A package for adaptive weighted similarity network fusion

Project description

Adaptive Weighted Network Fusion (AWNF): A flexible framework for integrating multi-modality.

AWNF is a Python package designed to implement Similarity Network Fusion (SNF) with an adaptive weighting mechanism. This package is intended for use in computational biology, machine learning, and data science tasks that involve multi-view data, such as genomics, imaging, and clinical data.

The package helps integrate heterogeneous data sources into a single, unified similarity network, which can be used for predictive modeling and analysis.


Installation

To install the awnf package, you can use pip.

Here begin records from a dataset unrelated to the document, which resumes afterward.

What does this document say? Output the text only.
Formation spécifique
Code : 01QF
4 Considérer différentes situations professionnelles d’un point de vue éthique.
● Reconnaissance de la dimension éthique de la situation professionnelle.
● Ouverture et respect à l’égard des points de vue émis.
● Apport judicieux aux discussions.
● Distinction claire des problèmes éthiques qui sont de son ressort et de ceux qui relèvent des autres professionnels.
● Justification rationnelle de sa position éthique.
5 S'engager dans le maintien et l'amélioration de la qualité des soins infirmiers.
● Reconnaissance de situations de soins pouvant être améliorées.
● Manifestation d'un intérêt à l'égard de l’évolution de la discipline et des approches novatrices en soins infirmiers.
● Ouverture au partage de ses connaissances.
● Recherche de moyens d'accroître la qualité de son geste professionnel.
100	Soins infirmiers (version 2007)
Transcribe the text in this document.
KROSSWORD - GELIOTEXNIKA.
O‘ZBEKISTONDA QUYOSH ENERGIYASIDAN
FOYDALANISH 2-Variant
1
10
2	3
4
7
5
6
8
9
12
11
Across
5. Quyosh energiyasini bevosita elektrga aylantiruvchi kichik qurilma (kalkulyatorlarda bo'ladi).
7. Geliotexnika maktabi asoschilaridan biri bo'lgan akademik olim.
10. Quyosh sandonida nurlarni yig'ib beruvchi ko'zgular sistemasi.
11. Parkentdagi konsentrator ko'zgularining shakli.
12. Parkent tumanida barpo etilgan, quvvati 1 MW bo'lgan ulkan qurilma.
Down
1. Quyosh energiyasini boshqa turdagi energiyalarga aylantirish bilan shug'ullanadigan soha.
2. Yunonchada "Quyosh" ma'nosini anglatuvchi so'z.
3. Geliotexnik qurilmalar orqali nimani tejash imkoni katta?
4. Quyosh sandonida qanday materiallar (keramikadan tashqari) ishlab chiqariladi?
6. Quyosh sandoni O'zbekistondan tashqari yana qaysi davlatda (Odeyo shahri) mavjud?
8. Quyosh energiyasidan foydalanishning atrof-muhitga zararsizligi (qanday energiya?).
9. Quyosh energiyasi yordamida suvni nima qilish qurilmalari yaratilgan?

Install via PyPI (if published)

pip install awnf

Project links

The source code is available on GitHub.

Usage

Once installed, you can use the awnf package by importing its functions into your Python scripts. Below is an example usage:

Example

# Import necessary functions from the 'weighted_snf' package and other libraries
from awnf import feature_selection, make_affinity_with_weight, SNF_modality_weights, process_feature_weights_and_mad
import pandas as pd
import numpy as np
from sklearn.datasets import make_classification

# Example input data for affinity matrix calculation
# First, generate a synthetic dataset to demonstrate feature selection and affinity matrix calculation

# Generate a classification dataset with 100 samples, 50 features, and 2 informative features
# The dataset will have 2 classes (target variable)
X, y = make_classification(n_samples=100, n_features=50, n_informative=2, n_classes=2, random_state=42)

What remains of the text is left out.